There is an old saying in management: "what gets measured gets done".
The idea of a delivery unit, linked to the head of an organisation seems to be a good way forward.
However, I guess in the examples you quote - 39 minutes for doctors in Senegal, a key difficultly is collecting the correct data. Do you feel that the data is available but not acted on or is it there in the first place?

Andy Ratcliffe
August 23, 2013

Shanta,
Really enjoyed your blog and wanted to add a few reflections building on our case study (http://www.africagovernance.org/africa/news-entry/AGI-launches-first-ca…)on Liberia’s 150 day plan that President Sirleaf used to kick-start her second term in 2012.
There’s all kinds of buzz (http://www.odi.org.uk/opinion/7703-jim-kims-science-delivery-role-polit…)these days about ‘deliverology’ and the ‘science of delivery’ and a lot seems to depend on exactly how you define them.

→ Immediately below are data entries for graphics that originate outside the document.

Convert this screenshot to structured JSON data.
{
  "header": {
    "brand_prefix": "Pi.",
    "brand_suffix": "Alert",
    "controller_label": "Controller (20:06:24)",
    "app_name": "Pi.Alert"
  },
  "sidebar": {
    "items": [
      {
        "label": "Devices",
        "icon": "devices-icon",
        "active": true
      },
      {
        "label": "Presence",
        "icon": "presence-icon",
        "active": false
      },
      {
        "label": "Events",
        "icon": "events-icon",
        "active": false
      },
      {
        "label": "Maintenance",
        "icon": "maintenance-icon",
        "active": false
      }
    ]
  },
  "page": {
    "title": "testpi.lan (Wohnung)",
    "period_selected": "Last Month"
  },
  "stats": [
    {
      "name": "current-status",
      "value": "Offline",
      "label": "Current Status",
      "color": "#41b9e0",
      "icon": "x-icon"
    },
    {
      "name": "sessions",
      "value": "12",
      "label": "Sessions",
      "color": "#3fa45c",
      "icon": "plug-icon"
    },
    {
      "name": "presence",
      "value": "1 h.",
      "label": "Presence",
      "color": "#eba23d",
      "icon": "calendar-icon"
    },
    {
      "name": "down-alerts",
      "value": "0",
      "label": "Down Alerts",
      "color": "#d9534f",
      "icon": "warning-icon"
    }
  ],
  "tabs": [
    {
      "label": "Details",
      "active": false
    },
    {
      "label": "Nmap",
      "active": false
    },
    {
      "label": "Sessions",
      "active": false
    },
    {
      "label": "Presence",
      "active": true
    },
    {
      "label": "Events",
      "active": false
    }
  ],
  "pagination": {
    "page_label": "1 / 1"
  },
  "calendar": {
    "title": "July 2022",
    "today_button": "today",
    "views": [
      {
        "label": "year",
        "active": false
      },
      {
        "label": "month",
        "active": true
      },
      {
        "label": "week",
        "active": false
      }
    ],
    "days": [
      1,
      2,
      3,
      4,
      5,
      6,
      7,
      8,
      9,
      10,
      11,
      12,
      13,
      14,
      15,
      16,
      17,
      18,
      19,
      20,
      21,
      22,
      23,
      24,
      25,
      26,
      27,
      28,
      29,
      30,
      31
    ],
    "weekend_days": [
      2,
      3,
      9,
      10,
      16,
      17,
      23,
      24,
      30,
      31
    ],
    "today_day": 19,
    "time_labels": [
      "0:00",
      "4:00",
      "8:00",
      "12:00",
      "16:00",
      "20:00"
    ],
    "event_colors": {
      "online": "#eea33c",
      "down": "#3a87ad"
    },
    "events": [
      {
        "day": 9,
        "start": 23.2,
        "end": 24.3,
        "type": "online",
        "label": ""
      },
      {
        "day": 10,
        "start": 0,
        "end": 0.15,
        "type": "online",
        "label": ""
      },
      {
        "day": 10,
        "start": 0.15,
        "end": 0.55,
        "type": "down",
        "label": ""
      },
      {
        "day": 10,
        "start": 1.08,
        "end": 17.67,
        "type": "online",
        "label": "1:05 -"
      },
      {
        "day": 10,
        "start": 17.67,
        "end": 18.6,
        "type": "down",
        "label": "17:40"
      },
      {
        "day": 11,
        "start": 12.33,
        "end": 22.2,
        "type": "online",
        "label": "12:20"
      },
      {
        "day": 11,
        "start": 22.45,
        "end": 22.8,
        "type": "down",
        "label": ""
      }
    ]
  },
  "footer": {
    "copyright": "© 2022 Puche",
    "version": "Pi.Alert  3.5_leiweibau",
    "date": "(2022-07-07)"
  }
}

I couldn’t agree more on your point that deliverology shouldn’t leave out the client. And an important thing we learned from our case study is that it doesn’t have to. A coalition of Government of Liberia actors deserves credit for the 150 day plan’s success. But alongside government, a local civil society organization, the Liberia Media Center (LMC), tracked and publicly reported on the progress of the 150 day plan which pressured the government into an accelerated and highly successful final 50 days of implementation. In many cases the LMC actually improved the government’s monitoring. Admittedly this isn’t an example of the direct client participation that you’re describing but I think it’s an illustration of how bottom-up accountability and top-down performance management can powerfully complement each other.
Your other main critique is that deliverology focuses too much on the technical and that technical solutions can’t fix problems that have underlying political causes. Again I couldn’t agree more. ODI head Kevin Watkins made a similar point (http://www.odi.org.uk/opinion/7703-jim-kims-science-delivery-role-polit…) recently about what’s missing from the science of delivery discussion. But there’s no reason that political savvy can’t be integrated into deliverology. A big lesson from our case study is that the Government of Liberia recognized that the start of Sirleaf’s new term was a moment of political opportunity and they seized it. Sometimes the best approach (for both governments and partners) may not be to “fix” the fundamental political incentives (which is clearly very difficult) but to find ways to navigate it.
Really glad you’ve kicked off this discussion.